Chronique avril 2004

Les dérives du tout-Email

 

La pratique d'Internet a favorisé l'émergence d'un type de comportement particulier : il existe aujourd'hui des gens qui ne communiquent que par E-mail, à l'exclusion (ou presque) de toute autre forme de relation. Bien des raisons sont évoquées par les intéressés, notamment celle du "si je décroche le téléphone, je perds souvent du temps avec des importuns". Pourtant, au final, il en ressort un type de rapport étrange, sinon ubuesque.

En pratique, les échanges par le seul biais de l'Email font parfois perdre plus de temps qu'il n'en font gagner. Un exemple simple : avez-vous déjà tenté de fixer un rendez-vous avec quelqu'un qui ne veut "parler" que par E-mail ? Il faut parfois une dizaine d'allers et retour avant de se mettre d'accord sur un lieu et une heure alors qu'au bout du fil cela prendrait une minute tout au plus.

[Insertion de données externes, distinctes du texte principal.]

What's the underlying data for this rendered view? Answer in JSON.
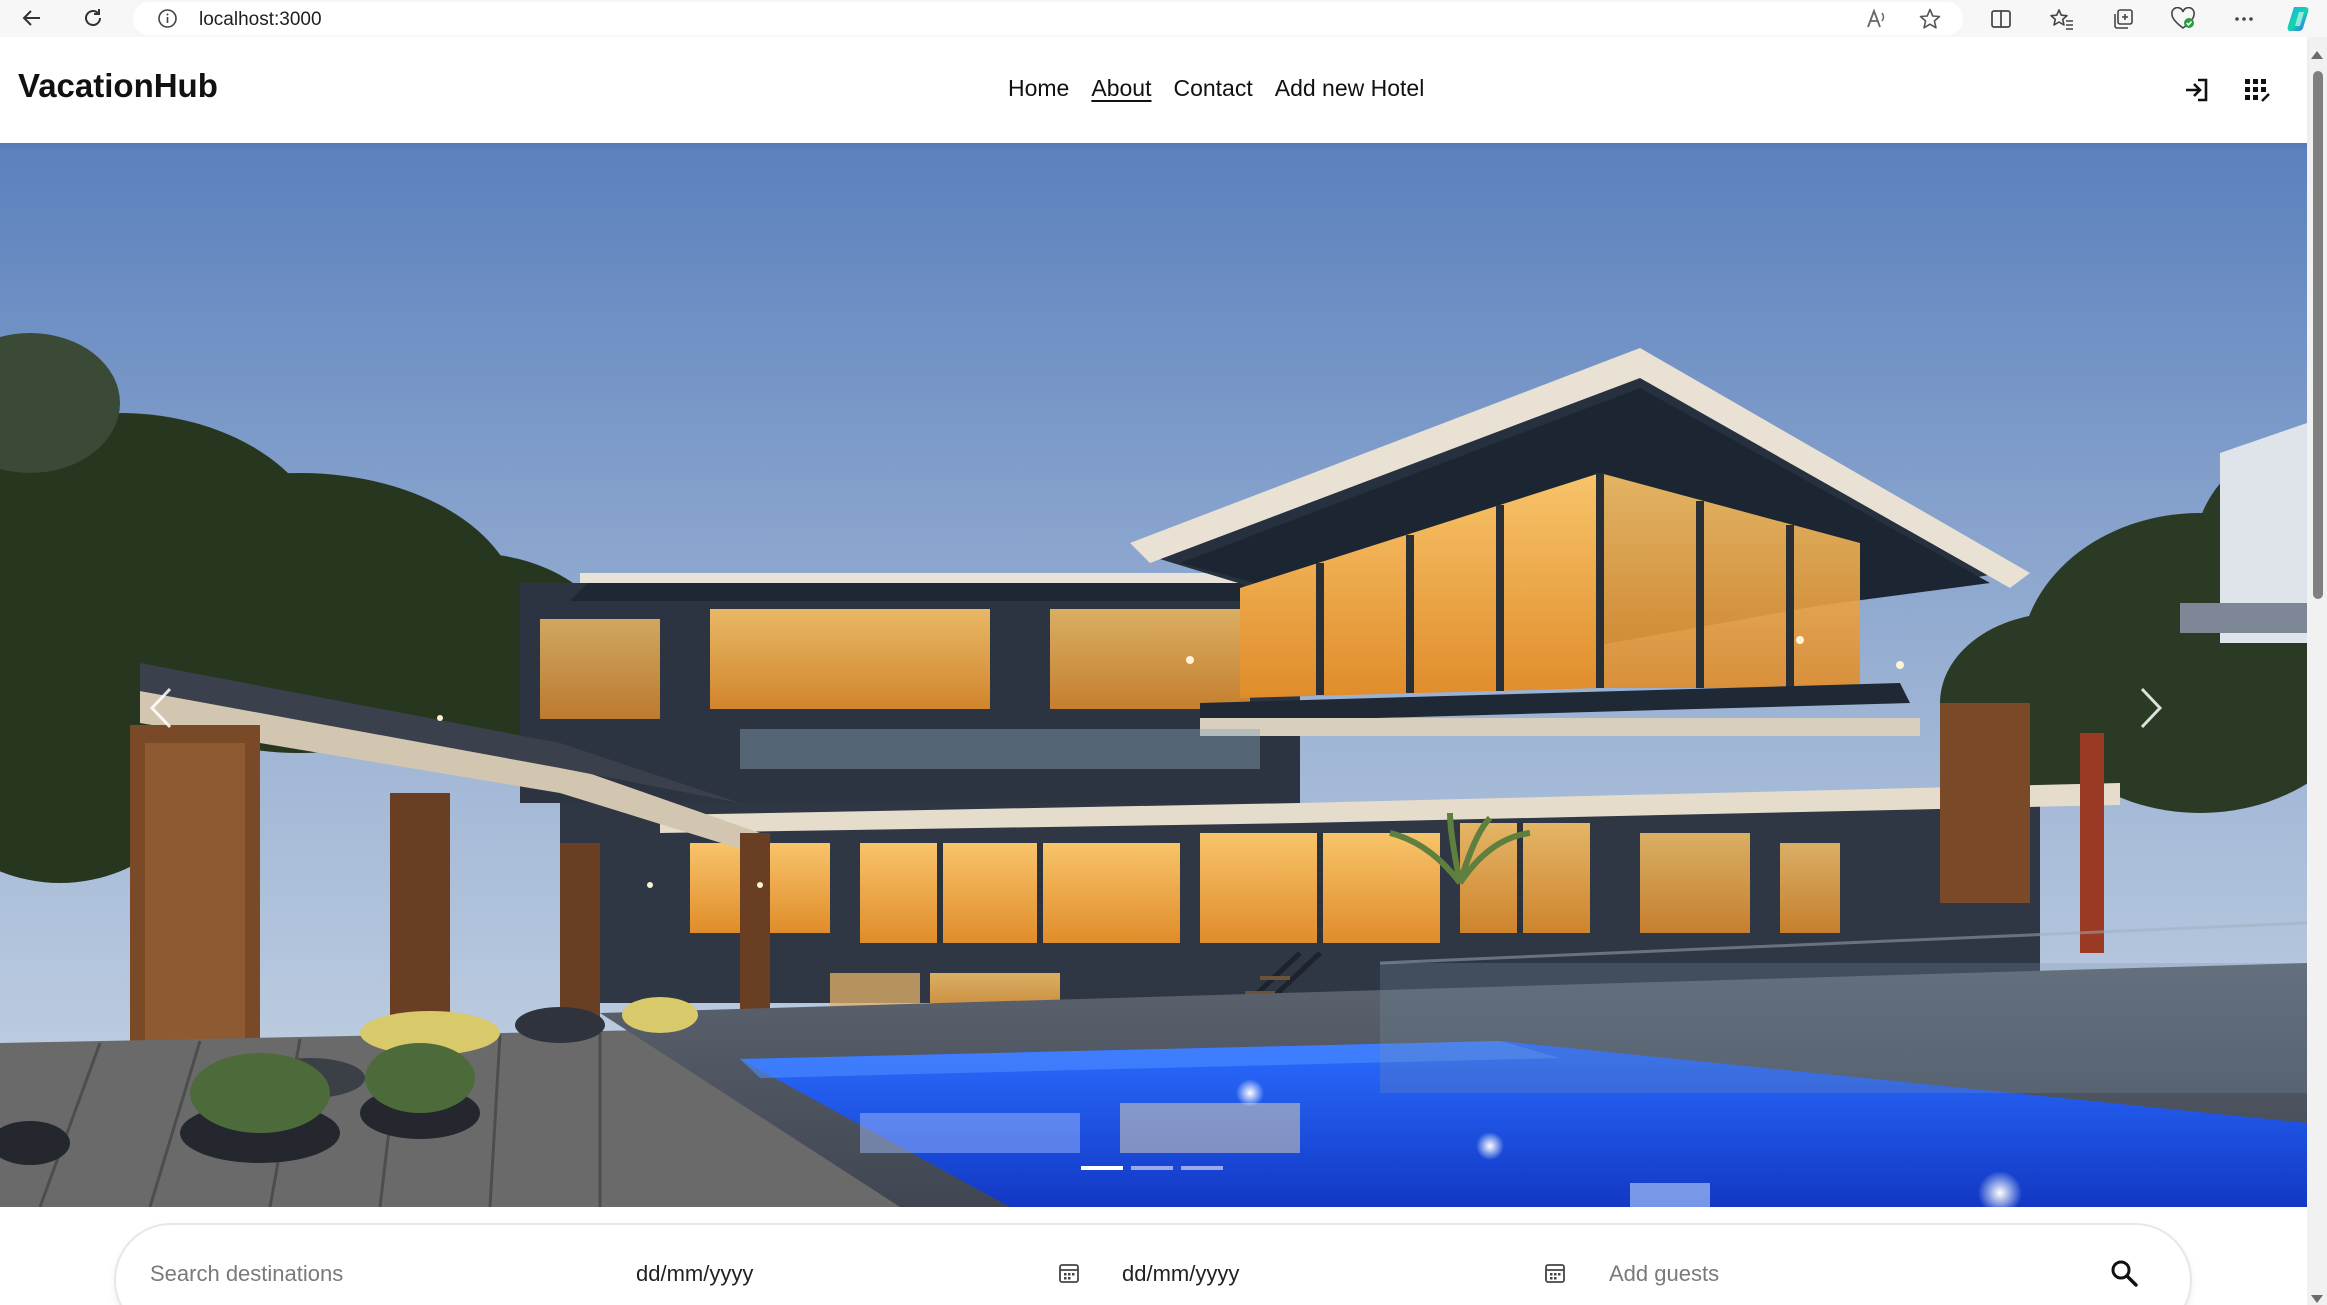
{
  "browser": {
    "url": "localhost:3000",
    "icons": [
      "back-icon",
      "refresh-icon",
      "info-icon",
      "read-aloud-icon",
      "favorite-star-icon",
      "split-screen-icon",
      "favorites-icon",
      "collections-icon",
      "browser-essentials-icon",
      "more-icon",
      "copilot-icon"
    ]
  },
  "header": {
    "brand": "VacationHub",
    "nav": [
      {
        "label": "Home"
      },
      {
        "label": "About",
        "active": true
      },
      {
        "label": "Contact"
      },
      {
        "label": "Add new Hotel"
      }
    ],
    "icons": [
      "login-icon",
      "apps-grid-icon"
    ]
  },
  "hero": {
    "image": "modern villa with lit glass walls and blue swimming pool at dusk",
    "slides": 3,
    "active_slide": 1,
    "icons": [
      "carousel-prev-icon",
      "carousel-next-icon"
    ]
  },
  "search": {
    "destination_placeholder": "Search destinations",
    "checkin_value": "dd/mm/yyyy",
    "checkout_value": "dd/mm/yyyy",
    "guests_placeholder": "Add guests",
    "icons": [
      "calendar-icon",
      "search-icon"
    ]
  },
  "colors": {
    "pool": "#1f5ff2",
    "sky_top": "#5a80bd",
    "sky_bottom": "#c9d6e5",
    "window_glow": "#f4b24a"
  }
}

Un des éditeurs pour lesquels je travaille de temps à autre a choisi ce mode de communication unique. Il s'ensuit parfois des situations déroutantes. Il est arrivé que je m'absente durant plusieurs jours et qu'à mon retour, je trouve une succession d'E-mails s'étonnant que je ne donne pas signe de vie… Hmm… N'aurait-il pas été plus simple de décrocher le téléphone ?

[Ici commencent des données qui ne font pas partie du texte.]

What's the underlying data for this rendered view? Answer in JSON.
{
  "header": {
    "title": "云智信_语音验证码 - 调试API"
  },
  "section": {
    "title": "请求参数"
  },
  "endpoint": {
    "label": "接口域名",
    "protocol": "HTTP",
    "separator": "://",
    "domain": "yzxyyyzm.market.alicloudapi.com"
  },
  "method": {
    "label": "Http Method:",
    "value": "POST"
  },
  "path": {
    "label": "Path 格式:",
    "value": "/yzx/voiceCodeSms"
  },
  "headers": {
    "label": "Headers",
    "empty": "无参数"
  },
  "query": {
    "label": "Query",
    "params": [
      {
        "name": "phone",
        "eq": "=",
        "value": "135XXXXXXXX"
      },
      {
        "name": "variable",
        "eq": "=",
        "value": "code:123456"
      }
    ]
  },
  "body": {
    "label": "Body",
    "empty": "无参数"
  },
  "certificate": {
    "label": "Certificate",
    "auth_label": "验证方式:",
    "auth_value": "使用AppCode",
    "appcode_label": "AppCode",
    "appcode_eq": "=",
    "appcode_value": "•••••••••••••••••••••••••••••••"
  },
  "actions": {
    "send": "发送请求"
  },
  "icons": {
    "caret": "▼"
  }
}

Là où cela se complique, c'est que la qualité des échanges s'en ressent. Comme l'E-mail ne véhicule aucune des émotions et de la chaleur d'une voix, il peut engendrer des attitudes qu'une personne n'aurait pas forcément dans la vie courante. Dès 1993, lorsque j'ai commencé à y goûter, j'avais été étonné par le message haineux reçu d'un confrère suite à la lecture d'un de mes articles. Quelques jours plus tard, j'ai croisé l'intéressé lors d'une réunion, et il s'est avéré doux comme un agneau, plutôt gêné d'avoir envoyé un tel E-mail… Par la suite, j'ai expérimenté une telle séquence à de très nombreuses reprises. 1. Certains lecteurs m'adressent une missive électronique pleine de fiel. 2. Je leur réponds de manière courtoise, car il est toujours enrichissant d'obtenir l'avis de ses lecteurs. 3. Je reçois alors un deuxième message dans lequel la personne s'excuse de s'être emportée. Parfois, cela se termine même par une discussion amicale au téléphone d'où il ressort que l'Email a pu favoriser une réaction à vif, irréfléchie. On comprend d'autant mieux pourquoi certains guides sur Internet conseillent de laisser reposer les messages un tant soit peu agressifs durant plusieurs heures avant de cliquer sur la touche Envoi. Soit dit en passant, les forums de discussion sont encore pires car le fait de placer ses contributions à des correspondants inconnus amène souvent un ton et des propos qu'un individu n'assumerait aucunement en public.

Une personne très proche a récemment pu observer un cas extrême des dérives de l'Email comme seule méthode de communication. Étant tombé sur un site Web qui racontait des choses abracadabrantes à son égard, elle a voulu entrer en contact avec l'hébergeur de ce site. En appelant le service technique de cette société, OVH, il lui a été dit que le responsable ne prenait jamais les gens au téléphone. Une fois entré en contact par E-mail avec ladite personne, ils sont rapidement arrivés à une situation de blocage, le discours ultra-bref du jeune cadre pressé d'OVH se résumant à des bouts de phrases : "portez plainte", "contactez votre avocat"… Aucune possibilité de discussion ! Peu après, la personne a pu obtenir le créateur du site Web au téléphone. Une discussion conviviale s'est alors engagée, le Webmaster s'est excusé d'avoir publié une information non vérifiée et quelques secondes plus tard, dans le fil de la conversation, il l'avait supprimée !

Nous avons là un cas qui donne à réfléchir. L'Email est un outil de communication indispensable pour les échanges de documents, extrêmement pratique dans certaines situations, mais imparfait car trop impersonnel. Il est clairement à souhaiter que le bon vieux téléphone soit réhabilité pour ses capacités à véhiculer davantage d'humanité et à encourager des relations sociales plus vivantes, plus chaleureuses.